Le cinéma autrichien contre l'extrême droite

Au festival du cinéma autrichien, la Diagonale de Graz, ont été primés cette année des films sur la Syrie et des femmes venues d'autres continents que l'Europe. On peut voir dans ce palmarès l'engagement d'une profession qui prend ses distances avec l'extrême droite actuellement au pouvoir.

Les femmes et la Syrie ont été à l’honneur de la Diagonale, le festival du cinéma autrichien, qui vient de se tenir du 19 au 24 mars à Graz. Le prix du meilleur film de fiction est allé à Chaos, de Sara Fattahi, une Syrienne arrivée il y a trois ans de ce pays déchiré par la guerre. Avec en arrière-plan l’ombre d’Ingeborg Bachmann, la grande romancière autrichienne d’après-guerre, la réalisatrice a imaginé un dialogue impossible entre trois femmes, l’une restée à Damas et les deux autres qui ont choisi l’exil – elle est l’un des trois personnages mais a fait jouer son rôle par une actrice.

Tandis que The Remains (Les restes) de Nathalie Borgers, lui aussi consacré au drame syrien, a été primé comme le meilleur documentaire. Que se passe-t-il avec les morts engloutis lors de la traversée des réfugiés en Méditerranée : tel est le fil directeur de son film, centré sur une famille qui a payé un très lourd tribut.

Enfin le prix de la meilleure actrice a été remporté par Joy Alphonsus, l’interprète principale de Joy de Sudabeh Mortezai, un film remarquable sur les prostituées nigérianes à Vienne, prises au piège de réseaux mafieux et de leur croyance dans le « juju », les pouvoirs qu’elles prêtent à la sorcellerie. Pour qui connaît le Nigeria ce tableau n’est que trop réaliste, et ressemble hélas beaucoup à ce qui se passe aussi en Italie ou en France. On y apprend au passage combien « vaut » une jeune fille débarquée d’Afrique, tâtée comme sur un étal par les maquerelles nigérianes venues faire leur marché dans un bas-fond de la capitale autrichienne : 20.000 euros. Une claque pour ceux qui vantent la « qualité de la vie » à Vienne, toujours classée première dans les palmarès internationaux. 

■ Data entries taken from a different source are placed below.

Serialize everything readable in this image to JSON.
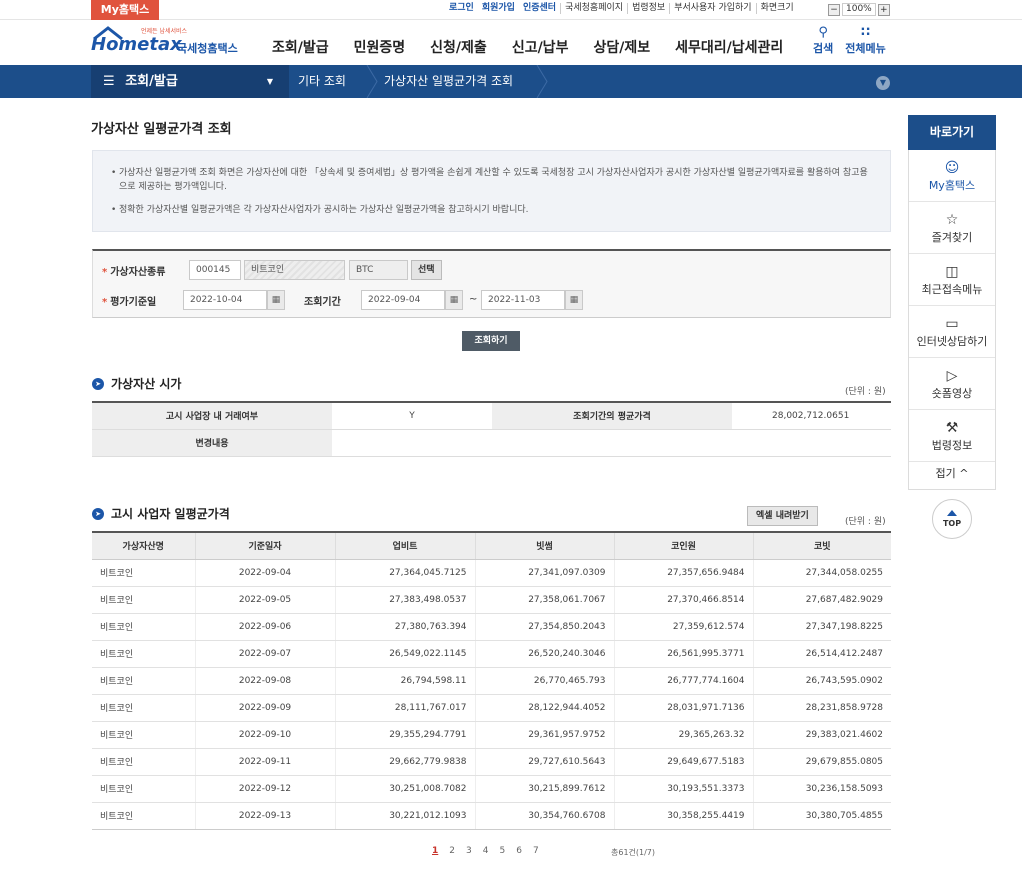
{
  "util": {
    "my_hometax": "My홈택스",
    "links": [
      "로그인",
      "회원가입",
      "인증센터",
      "국세청홈페이지",
      "법령정보",
      "부서사용자 가입하기",
      "화면크기"
    ],
    "zoom_minus": "−",
    "zoom_value": "100%",
    "zoom_plus": "+"
  },
  "logo": {
    "small": "언제든 납세서비스",
    "brand": "Hometax",
    "kr": "국세청홈택스"
  },
  "menu": [
    "조회/발급",
    "민원증명",
    "신청/제출",
    "신고/납부",
    "상담/제보",
    "세무대리/납세관리"
  ],
  "tools": {
    "search_label": "검색",
    "all_menu_label": "전체메뉴"
  },
  "nav": {
    "first": "조회/발급",
    "crumb1": "기타 조회",
    "crumb2": "가상자산 일평균가격 조회"
  },
  "page_title": "가상자산 일평균가격 조회",
  "notice": [
    "가상자산 일평균가액 조회 화면은 가상자산에 대한 「상속세 및 증여세법」상 평가액을 손쉽게 계산할 수 있도록 국세청장 고시 가상자산사업자가 공시한 가상자산별 일평균가액자료를 활용하여 참고용으로 제공하는 평가액입니다.",
    "정확한 가상자산별 일평균가액은 각 가상자산사업자가 공시하는 가상자산 일평균가액을 참고하시기 바랍니다."
  ],
  "form": {
    "asset_type_label": "가상자산종류",
    "asset_code": "000145",
    "asset_name": "비트코인",
    "asset_symbol": "BTC",
    "select_button": "선택",
    "eval_date_label": "평가기준일",
    "eval_date": "2022-10-04",
    "period_label": "조회기간",
    "period_from": "2022-09-04",
    "tilde": "~",
    "period_to": "2022-11-03",
    "search_button": "조회하기"
  },
  "section1": {
    "title": "가상자산 시가",
    "unit": "(단위 : 원)",
    "listed_label": "고시 사업장 내 거래여부",
    "listed_value": "Y",
    "avg_label": "조회기간의 평균가격",
    "avg_value": "28,002,712.0651",
    "change_label": "변경내용",
    "change_value": ""
  },
  "section2": {
    "title": "고시 사업자 일평균가격",
    "excel_button": "엑셀 내려받기",
    "unit": "(단위 : 원)",
    "headers": [
      "가상자산명",
      "기준일자",
      "업비트",
      "빗썸",
      "코인원",
      "코빗"
    ],
    "rows": [
      [
        "비트코인",
        "2022-09-04",
        "27,364,045.7125",
        "27,341,097.0309",
        "27,357,656.9484",
        "27,344,058.0255"
      ],
      [
        "비트코인",
        "2022-09-05",
        "27,383,498.0537",
        "27,358,061.7067",
        "27,370,466.8514",
        "27,687,482.9029"
      ],
      [
        "비트코인",
        "2022-09-06",
        "27,380,763.394",
        "27,354,850.2043",
        "27,359,612.574",
        "27,347,198.8225"
      ],
      [
        "비트코인",
        "2022-09-07",
        "26,549,022.1145",
        "26,520,240.3046",
        "26,561,995.3771",
        "26,514,412.2487"
      ],
      [
        "비트코인",
        "2022-09-08",
        "26,794,598.11",
        "26,770,465.793",
        "26,777,774.1604",
        "26,743,595.0902"
      ],
      [
        "비트코인",
        "2022-09-09",
        "28,111,767.017",
        "28,122,944.4052",
        "28,031,971.7136",
        "28,231,858.9728"
      ],
      [
        "비트코인",
        "2022-09-10",
        "29,355,294.7791",
        "29,361,957.9752",
        "29,365,263.32",
        "29,383,021.4602"
      ],
      [
        "비트코인",
        "2022-09-11",
        "29,662,779.9838",
        "29,727,610.5643",
        "29,649,677.5183",
        "29,679,855.0805"
      ],
      [
        "비트코인",
        "2022-09-12",
        "30,251,008.7082",
        "30,215,899.7612",
        "30,193,551.3373",
        "30,236,158.5093"
      ],
      [
        "비트코인",
        "2022-09-13",
        "30,221,012.1093",
        "30,354,760.6708",
        "30,358,255.4419",
        "30,380,705.4855"
      ]
    ]
  },
  "pager": {
    "pages": [
      "1",
      "2",
      "3",
      "4",
      "5",
      "6",
      "7"
    ],
    "current": "1",
    "total": "총61건(1/7)"
  },
  "side": {
    "header": "바로가기",
    "items": [
      "My홈택스",
      "즐겨찾기",
      "최근접속메뉴",
      "인터넷상담하기",
      "숏폼영상",
      "법령정보"
    ],
    "close": "접기 ^",
    "top": "TOP"
  }
}
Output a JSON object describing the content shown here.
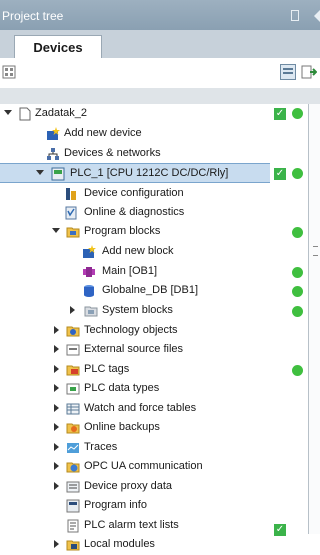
{
  "panel": {
    "title": "Project tree"
  },
  "tabs": [
    {
      "label": "Devices"
    }
  ],
  "tree": {
    "project": "Zadatak_2",
    "items": [
      {
        "key": "add_new_device",
        "label": "Add new device"
      },
      {
        "key": "devices_networks",
        "label": "Devices & networks"
      },
      {
        "key": "plc",
        "label": "PLC_1 [CPU 1212C DC/DC/Rly]"
      },
      {
        "key": "device_configuration",
        "label": "Device configuration"
      },
      {
        "key": "online_diagnostics",
        "label": "Online & diagnostics"
      },
      {
        "key": "program_blocks",
        "label": "Program blocks"
      },
      {
        "key": "add_new_block",
        "label": "Add new block"
      },
      {
        "key": "main",
        "label": "Main [OB1]"
      },
      {
        "key": "globale_db",
        "label": "Globalne_DB [DB1]"
      },
      {
        "key": "system_blocks",
        "label": "System blocks"
      },
      {
        "key": "technology_objects",
        "label": "Technology objects"
      },
      {
        "key": "external_source_files",
        "label": "External source files"
      },
      {
        "key": "plc_tags",
        "label": "PLC tags"
      },
      {
        "key": "plc_data_types",
        "label": "PLC data types"
      },
      {
        "key": "watch_force_tables",
        "label": "Watch and force tables"
      },
      {
        "key": "online_backups",
        "label": "Online backups"
      },
      {
        "key": "traces",
        "label": "Traces"
      },
      {
        "key": "opc_ua",
        "label": "OPC UA communication"
      },
      {
        "key": "device_proxy_data",
        "label": "Device proxy data"
      },
      {
        "key": "program_info",
        "label": "Program info"
      },
      {
        "key": "plc_alarm_text_lists",
        "label": "PLC alarm text lists"
      },
      {
        "key": "local_modules",
        "label": "Local modules"
      }
    ]
  },
  "status_colors": {
    "check": "#3bb34a",
    "online_dot": "#3fbf3f"
  }
}
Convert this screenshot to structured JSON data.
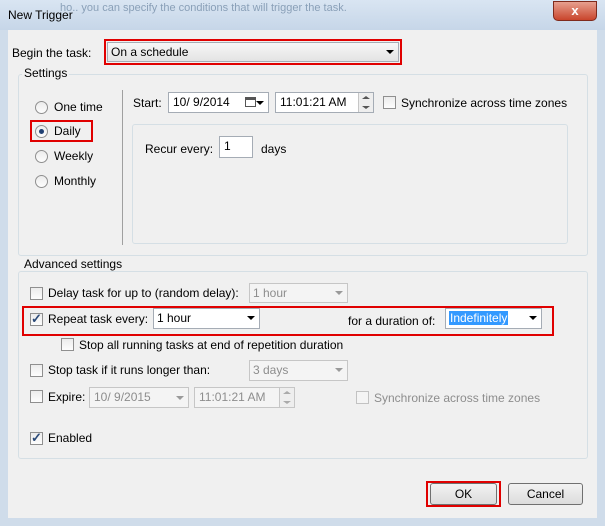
{
  "window": {
    "title": "New Trigger",
    "ghost_text": "ho.. you can specify the conditions that will trigger the task.",
    "close_glyph": "x"
  },
  "begin_task": {
    "label": "Begin the task:",
    "value": "On a schedule"
  },
  "settings": {
    "group_label": "Settings",
    "schedule_options": [
      {
        "label": "One time",
        "checked": false
      },
      {
        "label": "Daily",
        "checked": true
      },
      {
        "label": "Weekly",
        "checked": false
      },
      {
        "label": "Monthly",
        "checked": false
      }
    ],
    "start_label": "Start:",
    "start_date": "10/ 9/2014",
    "start_time": "11:01:21 AM",
    "sync_label": "Synchronize across time zones",
    "recur_label": "Recur every:",
    "recur_value": "1",
    "recur_unit": "days"
  },
  "advanced": {
    "group_label": "Advanced settings",
    "delay_label": "Delay task for up to (random delay):",
    "delay_value": "1 hour",
    "repeat_label": "Repeat task every:",
    "repeat_value": "1 hour",
    "duration_label": "for a duration of:",
    "duration_value": "Indefinitely",
    "stop_running_label": "Stop all running tasks at end of repetition duration",
    "stop_if_longer_label": "Stop task if it runs longer than:",
    "stop_if_longer_value": "3 days",
    "expire_label": "Expire:",
    "expire_date": "10/ 9/2015",
    "expire_time": "11:01:21 AM",
    "expire_sync_label": "Synchronize across time zones",
    "enabled_label": "Enabled"
  },
  "buttons": {
    "ok": "OK",
    "cancel": "Cancel"
  },
  "colors": {
    "highlight": "#e00000",
    "selection": "#3399ff"
  }
}
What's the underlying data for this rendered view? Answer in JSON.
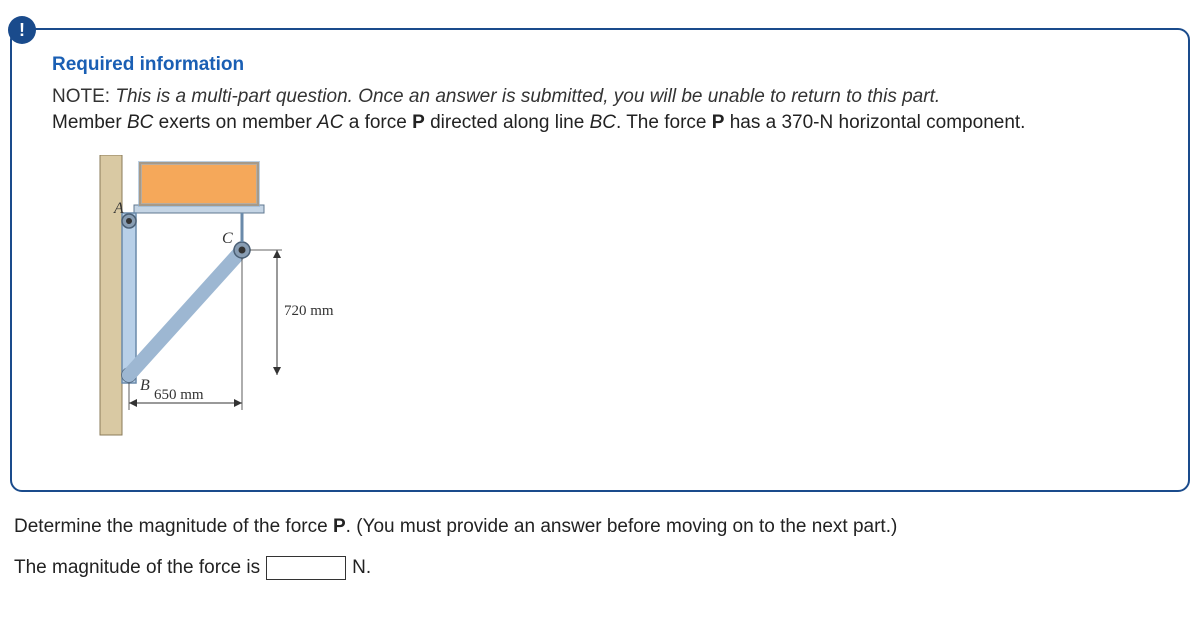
{
  "alert_symbol": "!",
  "heading": "Required information",
  "note_label": "NOTE:",
  "note_text": "This is a multi-part question. Once an answer is submitted, you will be unable to return to this part.",
  "body_prefix": "Member ",
  "body_BC": "BC",
  "body_mid1": " exerts on member ",
  "body_AC": "AC",
  "body_mid2": " a force ",
  "body_P1": "P",
  "body_mid3": " directed along line ",
  "body_BC2": "BC",
  "body_mid4": ". The force ",
  "body_P2": "P",
  "body_end": " has a 370-N horizontal component.",
  "figure": {
    "label_A": "A",
    "label_B": "B",
    "label_C": "C",
    "dim_v": "720 mm",
    "dim_h": "650 mm"
  },
  "prompt_pre": "Determine the magnitude of the force ",
  "prompt_P": "P",
  "prompt_post": ". (You must provide an answer before moving on to the next part.)",
  "answer_pre": "The magnitude of the force is",
  "answer_value": "",
  "answer_unit": "N."
}
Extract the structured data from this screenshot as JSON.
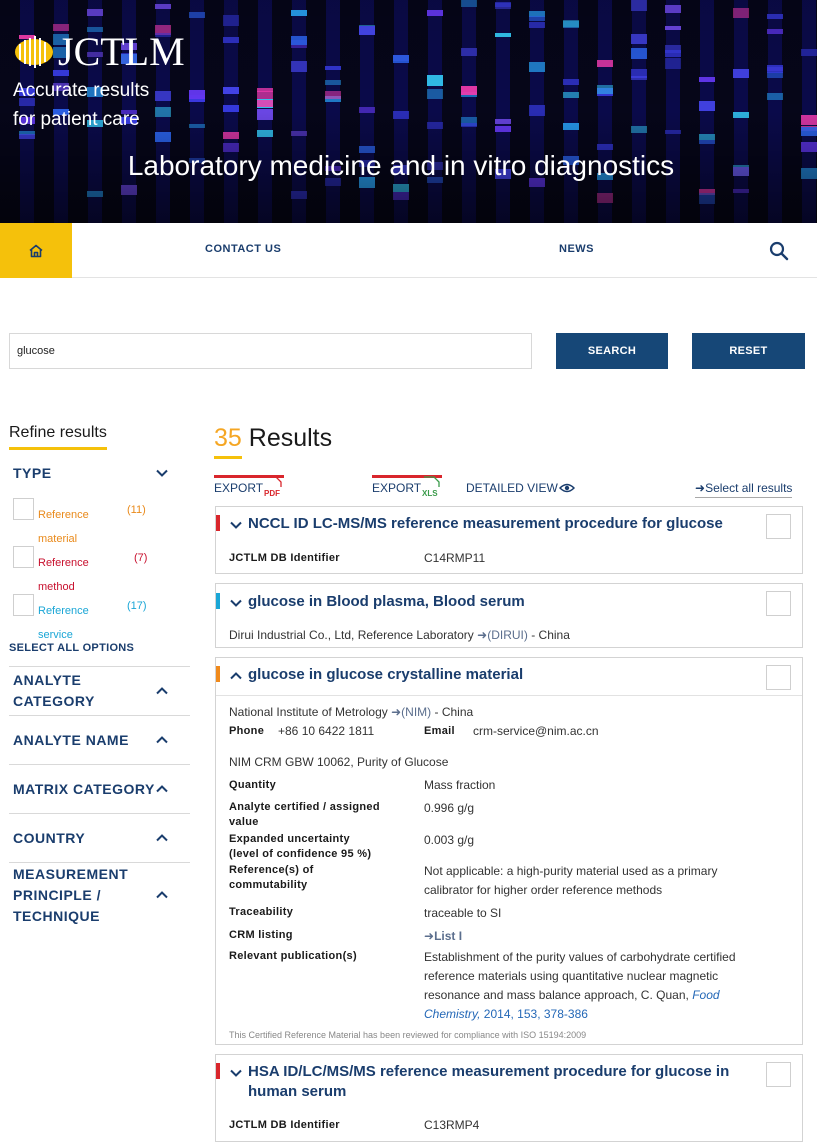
{
  "brand": {
    "logo_text": "JCTLM",
    "tagline_line1": "Accurate results",
    "tagline_line2": "for patient care",
    "hero_title": "Laboratory medicine and in vitro diagnostics"
  },
  "nav": {
    "home_icon": "home-icon",
    "contact": "CONTACT US",
    "news": "NEWS",
    "search_icon": "search-icon"
  },
  "search": {
    "value": "glucose",
    "search_label": "SEARCH",
    "reset_label": "RESET"
  },
  "sidebar": {
    "title": "Refine results",
    "type": {
      "label": "TYPE",
      "items": [
        {
          "label": "Reference material",
          "count": "(11)",
          "color": "#e98a1b"
        },
        {
          "label": "Reference method",
          "count": "(7)",
          "color": "#c8102e"
        },
        {
          "label": "Reference service",
          "count": "(17)",
          "color": "#1aa6d6"
        }
      ],
      "select_all": "SELECT ALL OPTIONS"
    },
    "facets": {
      "analyte_category": "ANALYTE CATEGORY",
      "analyte_name": "ANALYTE NAME",
      "matrix_category": "MATRIX CATEGORY",
      "country": "COUNTRY",
      "measurement": "MEASUREMENT PRINCIPLE / TECHNIQUE"
    }
  },
  "results": {
    "count": "35",
    "label": "Results",
    "export_pdf": "EXPORT",
    "export_xls": "EXPORT",
    "pdf_badge": "PDF",
    "xls_badge": "XLS",
    "detailed_view": "DETAILED VIEW",
    "select_all": "Select all results",
    "items": [
      {
        "title": "NCCL ID LC-MS/MS reference measurement procedure for glucose",
        "type_color": "#d9262c",
        "id_label": "JCTLM DB Identifier",
        "id_value": "C14RMP11"
      },
      {
        "title": "glucose in Blood plasma, Blood serum",
        "type_color": "#1aa6d6",
        "lab": "Dirui Industrial Co., Ltd, Reference Laboratory",
        "lab_code": "(DIRUI)",
        "lab_country": "- China"
      },
      {
        "title": "glucose in glucose crystalline material",
        "type_color": "#f08a1c",
        "institute": "National Institute of Metrology",
        "institute_code": "(NIM)",
        "institute_country": "- China",
        "phone_label": "Phone",
        "phone": "+86 10 6422 1811",
        "email_label": "Email",
        "email": "crm-service@nim.ac.cn",
        "material": "NIM CRM GBW 10062, Purity of Glucose",
        "quantity_label": "Quantity",
        "quantity": "Mass fraction",
        "assigned_label_1": "Analyte certified / assigned",
        "assigned_label_2": "value",
        "assigned": "0.996 g/g",
        "uncertainty_label_1": "Expanded uncertainty",
        "uncertainty_label_2": "(level of confidence 95 %)",
        "uncertainty": "0.003 g/g",
        "commut_label_1": "Reference(s) of",
        "commut_label_2": "commutability",
        "commut_1": "Not applicable: a high-purity material used as a primary",
        "commut_2": "calibrator for higher order reference methods",
        "traceability_label": "Traceability",
        "traceability": "traceable to SI",
        "crm_label": "CRM listing",
        "crm_link": "List I",
        "pub_label": "Relevant publication(s)",
        "pub_1": "Establishment of the purity values of carbohydrate certified",
        "pub_2": "reference materials using quantitative nuclear magnetic",
        "pub_3": "resonance and mass balance approach, C. Quan,",
        "pub_journal_a": "Food",
        "pub_journal_b": "Chemistry,",
        "pub_year": "2014,",
        "pub_vol": "153,",
        "pub_pages": "378-386",
        "note": "This Certified Reference Material has been reviewed for compliance with ISO 15194:2009"
      },
      {
        "title_1": "HSA ID/LC/MS/MS reference measurement procedure for glucose in",
        "title_2": "human serum",
        "type_color": "#d9262c",
        "id_label": "JCTLM DB Identifier",
        "id_value": "C13RMP4"
      }
    ]
  },
  "colors": {
    "navy": "#164777",
    "accent": "#f5c10b",
    "link": "#1a3d6d"
  }
}
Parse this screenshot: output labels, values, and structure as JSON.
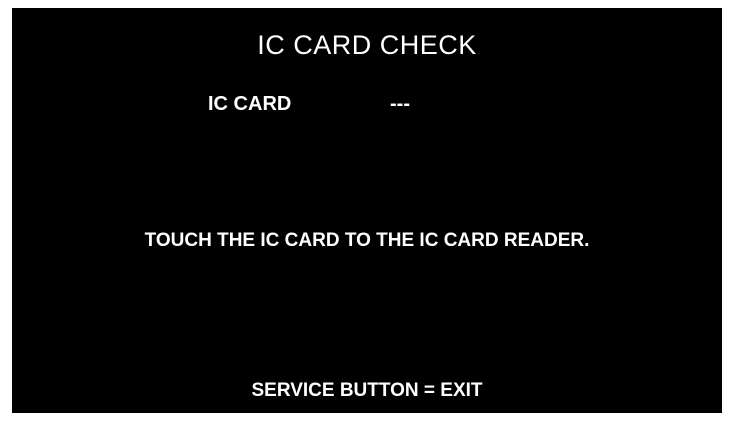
{
  "screen": {
    "title": "IC CARD CHECK",
    "ic_card_label": "IC CARD",
    "ic_card_value": "---",
    "instruction": "TOUCH THE IC CARD TO THE IC CARD READER.",
    "exit_hint": "SERVICE BUTTON = EXIT"
  },
  "colors": {
    "background": "#000000",
    "text": "#ffffff"
  }
}
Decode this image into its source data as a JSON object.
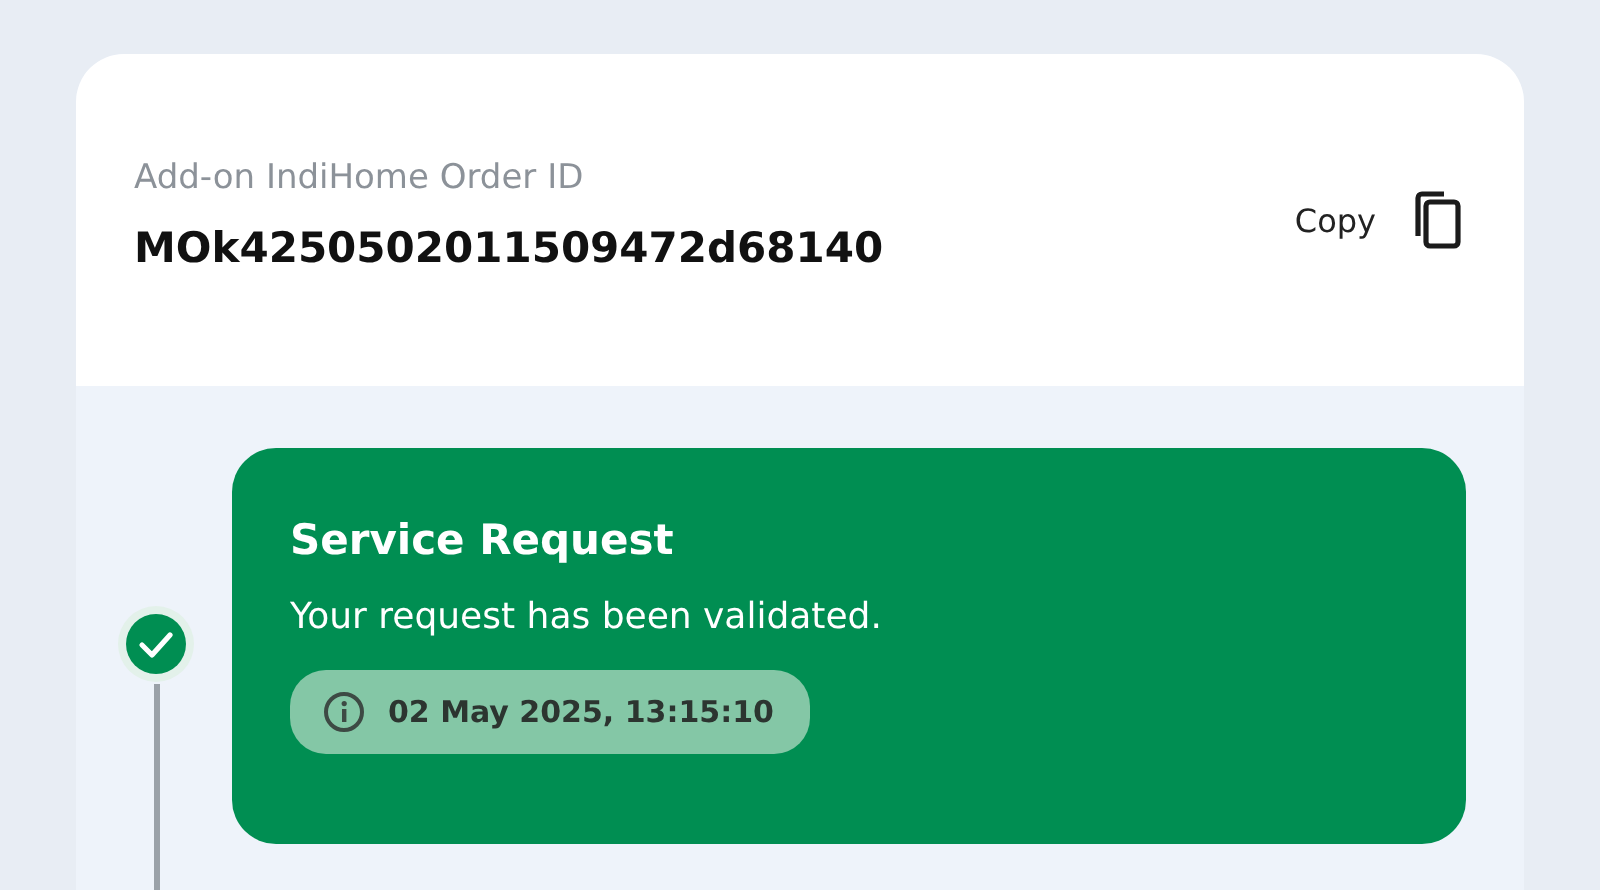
{
  "order": {
    "label": "Add-on IndiHome Order ID",
    "id": "MOk4250502011509472d68140",
    "copy_label": "Copy"
  },
  "steps": [
    {
      "title": "Service Request",
      "description": "Your request has been validated.",
      "time": "02 May 2025, 13:15:10",
      "completed": true
    }
  ]
}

Ce coup de projecteur sur des femmes originaires d’autres continents témoigne de l’engagement d’une profession attentive au regard que le reste du monde porte sur l’Autriche. « Le nationalisme est un poison pour la société » concluait le bref court-métrage introductif de la Diagonale 2019, conçu par l’artiste expérimental Johann Lurf qui a imaginé un moulin aquatique, une machine à produire de la xénophobie et à gagner les élections grâce à ce type d’idée. Cinéastes, cameramen et techniciens du cinéma ont plus d’une fois pris leurs distances avec la coalition droite-extrême droite au pouvoir depuis plus d’un an, qui veut maintenant réduire à 1,50 € de l’heure le salaire maximum des demandeurs d’asile, soit nettement moins que ce que payaient jusqu’alors les collectivités locales. Les partis d’opposition et les organisations d’aide aux migrants protestent contre cette mesure humiliante.

Mais le milieu du cinéma s’inquiète aussi des projets de suppression de la redevance audiovisuelle, portés par le parti d’extrême droite FPÖ. Car la radio-télévision publique ORF est une source de financement non négligeable pour les créateurs, et encore un espace d’expression pour les journalistes critiques du gouvernement actuel : la redevance est une des sources de cette indépendance. Présent lors de la clôture de la Diagonale, le ministre de la culture, le conservateur Gernot Blümel, dont le parti ÖVP n’approuve pas la charge du FPÖ contre l’ORF, a refusé de s’exprimer sur cette question épineuse mais s’est retranché derrière un aphorisme rassurant pour les professionnels du 7ème art : « La culture, cela coûte de l’argent, mais l’inculture coûte bien davantage ».